9,aa,AA-446-DFW-PHL,11:50 a.m.,12:12 p.m.,3:50 p.m.,4:09 p.m.

It is okay if the CSV file has columns that don't correspond to queries (like tuple_id in this example), but currently we don't support schemas with queries that don't appear as columns.

Finally, the output of pclean is in the same format as hirm. If we look at it

$ head /tmp/flights.out
3 Time:time src
4 TrackingWebsite:name
6 Flight:flight_id
9 sched_dep_time
10 act_dep_time flight act_arr_time
12 sched_arr_time

we can see that it clustered the relations into six clusters. If we look at the cluster named 10 in the output file:

irm=10
TrackingWebsite 1 1 3 6 7 8
TrackingWebsite 2 0 2 4 5
Obs 1 0 1 3 4 5 6 7 8
Obs 2 2
Flight 0 0 2 3 4 6 7 8
Flight 1 1 5
Time 0 0 1 2 3 4 5 6 7 8

we can see that it clustered the underlying entities into three clusters (named 0, 1, and 2). All of the rows of the CSV file (which correspond to the Obs domain, because of the from Obs in the schema) were put into cluster 1 except for the line

3,aa,AA-1640-MIA-MCO,6:30 p.m.,,7:25 p.m.,

which was put into cluster 2, probably because it was missing two fields. All of the flights were put into cluster 0, except for "AA-1733-ORD-PHX" and "AA-204-LAX-MCO", which were put into cluster 1.

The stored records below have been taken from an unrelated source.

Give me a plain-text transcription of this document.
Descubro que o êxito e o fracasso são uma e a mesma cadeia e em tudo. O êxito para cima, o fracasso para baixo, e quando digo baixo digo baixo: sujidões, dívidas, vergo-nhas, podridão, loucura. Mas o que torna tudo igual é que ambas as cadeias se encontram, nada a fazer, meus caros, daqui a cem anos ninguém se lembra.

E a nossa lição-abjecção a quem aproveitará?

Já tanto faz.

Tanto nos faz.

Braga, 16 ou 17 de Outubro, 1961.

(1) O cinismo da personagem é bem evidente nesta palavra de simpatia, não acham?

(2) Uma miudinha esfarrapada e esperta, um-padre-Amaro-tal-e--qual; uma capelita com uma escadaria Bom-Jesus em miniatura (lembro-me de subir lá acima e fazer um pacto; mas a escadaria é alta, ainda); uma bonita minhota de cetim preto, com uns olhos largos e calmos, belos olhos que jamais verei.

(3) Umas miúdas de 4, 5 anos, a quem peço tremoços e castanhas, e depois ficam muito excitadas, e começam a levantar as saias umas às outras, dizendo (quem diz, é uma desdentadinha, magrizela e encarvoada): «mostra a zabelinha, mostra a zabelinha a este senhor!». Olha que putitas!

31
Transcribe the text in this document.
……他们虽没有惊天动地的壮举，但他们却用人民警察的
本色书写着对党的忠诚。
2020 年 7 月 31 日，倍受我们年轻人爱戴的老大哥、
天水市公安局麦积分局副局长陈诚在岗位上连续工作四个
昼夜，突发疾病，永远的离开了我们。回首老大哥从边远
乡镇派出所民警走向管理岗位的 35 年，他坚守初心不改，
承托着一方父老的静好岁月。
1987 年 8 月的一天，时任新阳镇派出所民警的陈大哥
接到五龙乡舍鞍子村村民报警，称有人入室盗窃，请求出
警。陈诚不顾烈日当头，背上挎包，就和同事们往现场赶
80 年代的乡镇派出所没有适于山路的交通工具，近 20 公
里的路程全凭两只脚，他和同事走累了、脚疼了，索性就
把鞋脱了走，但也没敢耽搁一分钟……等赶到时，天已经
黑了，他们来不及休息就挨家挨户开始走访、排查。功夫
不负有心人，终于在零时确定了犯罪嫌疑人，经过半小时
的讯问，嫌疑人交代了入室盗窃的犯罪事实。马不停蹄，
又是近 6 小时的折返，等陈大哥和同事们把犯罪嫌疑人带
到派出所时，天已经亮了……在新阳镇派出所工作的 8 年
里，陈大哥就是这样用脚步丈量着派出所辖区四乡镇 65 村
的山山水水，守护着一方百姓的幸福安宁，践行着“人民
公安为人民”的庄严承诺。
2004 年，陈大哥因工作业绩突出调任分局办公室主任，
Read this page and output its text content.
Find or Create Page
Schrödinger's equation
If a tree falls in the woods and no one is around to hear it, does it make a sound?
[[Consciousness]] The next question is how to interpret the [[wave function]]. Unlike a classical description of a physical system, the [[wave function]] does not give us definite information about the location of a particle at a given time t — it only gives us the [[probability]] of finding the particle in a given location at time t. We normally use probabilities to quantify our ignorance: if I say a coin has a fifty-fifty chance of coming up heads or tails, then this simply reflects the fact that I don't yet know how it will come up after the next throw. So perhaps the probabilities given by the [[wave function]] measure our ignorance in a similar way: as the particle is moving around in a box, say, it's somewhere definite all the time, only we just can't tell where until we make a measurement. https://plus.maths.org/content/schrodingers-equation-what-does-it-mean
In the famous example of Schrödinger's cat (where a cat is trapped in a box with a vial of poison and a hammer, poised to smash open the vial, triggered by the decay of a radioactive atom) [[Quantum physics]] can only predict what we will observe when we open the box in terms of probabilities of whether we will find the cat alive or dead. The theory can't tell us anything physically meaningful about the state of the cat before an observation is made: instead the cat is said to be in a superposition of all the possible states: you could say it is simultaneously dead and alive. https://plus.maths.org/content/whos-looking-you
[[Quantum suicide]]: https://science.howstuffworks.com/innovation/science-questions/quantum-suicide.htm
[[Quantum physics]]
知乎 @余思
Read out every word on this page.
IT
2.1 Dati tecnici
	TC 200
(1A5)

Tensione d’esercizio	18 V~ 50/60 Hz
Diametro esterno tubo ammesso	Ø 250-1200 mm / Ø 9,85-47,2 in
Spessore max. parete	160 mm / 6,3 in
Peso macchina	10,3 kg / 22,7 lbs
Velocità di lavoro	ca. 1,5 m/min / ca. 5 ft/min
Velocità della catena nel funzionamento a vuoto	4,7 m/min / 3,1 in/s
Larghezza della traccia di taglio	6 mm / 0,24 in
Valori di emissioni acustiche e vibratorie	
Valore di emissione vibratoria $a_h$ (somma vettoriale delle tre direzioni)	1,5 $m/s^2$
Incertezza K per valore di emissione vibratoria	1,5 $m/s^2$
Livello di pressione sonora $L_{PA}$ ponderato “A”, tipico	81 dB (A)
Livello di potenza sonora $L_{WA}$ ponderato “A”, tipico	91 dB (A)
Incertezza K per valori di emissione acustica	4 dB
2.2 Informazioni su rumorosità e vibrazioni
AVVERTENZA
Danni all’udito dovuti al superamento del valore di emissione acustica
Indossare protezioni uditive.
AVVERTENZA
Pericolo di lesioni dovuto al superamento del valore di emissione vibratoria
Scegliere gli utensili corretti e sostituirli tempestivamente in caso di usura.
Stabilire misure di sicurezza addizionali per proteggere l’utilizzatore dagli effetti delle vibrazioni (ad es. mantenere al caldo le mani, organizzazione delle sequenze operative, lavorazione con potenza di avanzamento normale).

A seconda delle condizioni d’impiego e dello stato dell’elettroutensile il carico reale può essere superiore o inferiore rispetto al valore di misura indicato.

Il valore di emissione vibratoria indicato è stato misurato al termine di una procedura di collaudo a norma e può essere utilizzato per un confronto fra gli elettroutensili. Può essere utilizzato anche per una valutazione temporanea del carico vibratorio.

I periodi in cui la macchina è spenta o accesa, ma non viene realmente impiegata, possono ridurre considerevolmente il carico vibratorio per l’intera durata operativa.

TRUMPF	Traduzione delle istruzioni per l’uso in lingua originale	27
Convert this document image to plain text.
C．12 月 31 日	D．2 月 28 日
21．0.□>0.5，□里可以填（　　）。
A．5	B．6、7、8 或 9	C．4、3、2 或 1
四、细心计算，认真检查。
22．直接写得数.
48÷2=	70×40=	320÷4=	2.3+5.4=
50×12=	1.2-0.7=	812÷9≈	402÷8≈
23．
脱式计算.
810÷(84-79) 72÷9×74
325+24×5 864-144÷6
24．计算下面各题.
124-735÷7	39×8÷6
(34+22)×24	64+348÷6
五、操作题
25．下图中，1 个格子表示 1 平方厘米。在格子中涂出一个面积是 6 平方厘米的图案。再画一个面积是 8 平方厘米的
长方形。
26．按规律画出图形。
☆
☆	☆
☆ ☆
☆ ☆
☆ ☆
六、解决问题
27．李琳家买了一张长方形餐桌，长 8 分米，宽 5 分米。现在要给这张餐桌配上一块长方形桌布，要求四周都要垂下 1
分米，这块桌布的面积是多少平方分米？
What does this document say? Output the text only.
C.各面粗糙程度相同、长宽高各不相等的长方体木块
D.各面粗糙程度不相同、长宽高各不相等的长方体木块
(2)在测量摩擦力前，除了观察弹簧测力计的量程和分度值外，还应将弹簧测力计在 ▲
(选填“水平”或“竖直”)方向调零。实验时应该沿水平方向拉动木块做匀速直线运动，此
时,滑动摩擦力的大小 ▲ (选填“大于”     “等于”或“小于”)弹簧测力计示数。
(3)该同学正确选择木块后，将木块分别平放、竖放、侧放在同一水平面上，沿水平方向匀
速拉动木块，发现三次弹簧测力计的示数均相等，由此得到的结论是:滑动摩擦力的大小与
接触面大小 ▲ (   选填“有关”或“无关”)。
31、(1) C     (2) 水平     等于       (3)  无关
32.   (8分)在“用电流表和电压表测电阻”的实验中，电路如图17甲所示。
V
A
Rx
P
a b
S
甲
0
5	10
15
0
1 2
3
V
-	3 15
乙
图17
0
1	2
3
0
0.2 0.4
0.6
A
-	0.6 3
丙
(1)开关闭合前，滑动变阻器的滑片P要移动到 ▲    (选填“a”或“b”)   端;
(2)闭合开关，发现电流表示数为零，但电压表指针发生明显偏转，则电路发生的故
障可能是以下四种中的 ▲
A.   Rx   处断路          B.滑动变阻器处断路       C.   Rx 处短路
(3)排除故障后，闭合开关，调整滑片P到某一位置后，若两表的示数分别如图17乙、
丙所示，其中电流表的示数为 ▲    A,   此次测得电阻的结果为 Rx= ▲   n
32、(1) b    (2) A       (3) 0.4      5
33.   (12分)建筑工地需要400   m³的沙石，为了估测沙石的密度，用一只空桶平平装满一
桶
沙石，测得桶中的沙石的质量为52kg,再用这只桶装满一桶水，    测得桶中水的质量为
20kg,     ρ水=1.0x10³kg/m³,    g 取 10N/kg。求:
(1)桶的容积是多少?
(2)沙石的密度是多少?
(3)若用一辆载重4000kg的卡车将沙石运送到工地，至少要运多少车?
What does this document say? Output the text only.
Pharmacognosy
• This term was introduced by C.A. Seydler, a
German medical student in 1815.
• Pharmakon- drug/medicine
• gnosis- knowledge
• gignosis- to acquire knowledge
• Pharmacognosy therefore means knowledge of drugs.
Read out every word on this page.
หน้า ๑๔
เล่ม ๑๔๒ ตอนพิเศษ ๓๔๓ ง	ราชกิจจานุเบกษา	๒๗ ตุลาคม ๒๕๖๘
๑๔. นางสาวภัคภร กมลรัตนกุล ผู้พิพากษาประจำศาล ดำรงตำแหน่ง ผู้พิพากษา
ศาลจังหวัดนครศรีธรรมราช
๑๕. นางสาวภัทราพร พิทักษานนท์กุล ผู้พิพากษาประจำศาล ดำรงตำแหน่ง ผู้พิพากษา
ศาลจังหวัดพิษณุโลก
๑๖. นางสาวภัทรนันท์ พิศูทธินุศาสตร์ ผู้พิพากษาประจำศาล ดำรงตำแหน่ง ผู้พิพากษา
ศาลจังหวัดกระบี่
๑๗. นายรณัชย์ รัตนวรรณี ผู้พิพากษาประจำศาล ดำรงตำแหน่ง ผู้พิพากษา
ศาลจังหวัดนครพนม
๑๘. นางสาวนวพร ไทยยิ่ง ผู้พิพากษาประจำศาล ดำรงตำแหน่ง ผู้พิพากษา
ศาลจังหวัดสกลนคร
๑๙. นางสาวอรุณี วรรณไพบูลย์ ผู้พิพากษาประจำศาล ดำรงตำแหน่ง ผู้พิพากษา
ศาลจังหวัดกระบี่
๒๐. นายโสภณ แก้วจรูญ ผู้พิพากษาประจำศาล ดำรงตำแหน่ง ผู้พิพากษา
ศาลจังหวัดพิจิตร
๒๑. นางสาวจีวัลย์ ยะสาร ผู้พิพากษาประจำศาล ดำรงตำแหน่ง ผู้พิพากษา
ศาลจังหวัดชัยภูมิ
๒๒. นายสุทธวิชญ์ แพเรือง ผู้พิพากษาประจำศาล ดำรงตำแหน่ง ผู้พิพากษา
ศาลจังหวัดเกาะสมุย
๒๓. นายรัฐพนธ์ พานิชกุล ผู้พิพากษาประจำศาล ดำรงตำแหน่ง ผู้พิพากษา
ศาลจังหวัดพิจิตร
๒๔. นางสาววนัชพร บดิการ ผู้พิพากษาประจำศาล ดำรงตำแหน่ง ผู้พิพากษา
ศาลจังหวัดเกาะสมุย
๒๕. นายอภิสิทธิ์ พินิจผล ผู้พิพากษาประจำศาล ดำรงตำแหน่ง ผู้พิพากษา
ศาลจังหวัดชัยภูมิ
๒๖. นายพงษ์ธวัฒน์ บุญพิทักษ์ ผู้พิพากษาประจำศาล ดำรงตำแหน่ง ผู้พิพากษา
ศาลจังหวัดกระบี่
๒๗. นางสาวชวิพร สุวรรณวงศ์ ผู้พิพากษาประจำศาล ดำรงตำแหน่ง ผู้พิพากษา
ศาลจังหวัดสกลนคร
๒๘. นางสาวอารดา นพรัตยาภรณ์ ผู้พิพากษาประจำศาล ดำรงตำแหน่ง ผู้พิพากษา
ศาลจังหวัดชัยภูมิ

Run ./bazel-bin/pclean/pclean --help for more information about the other options that it supports.

License

Copyright (c) 2024

Licensed under the Apache License, Version 2.0 (the "License"); you may not use this file except in compliance with the License. You may obtain a copy of the License at

http://www.apache.org/licenses/LICENSE-2.0

Unless required by applicable law or agreed to in writing, software distributed under the License is distributed on an "AS IS" BASIS, WITHOUT WARRANTIES OR CONDITIONS OF ANY KIND, either express or implied. See the License for the specific language governing permissions and limitations under the License.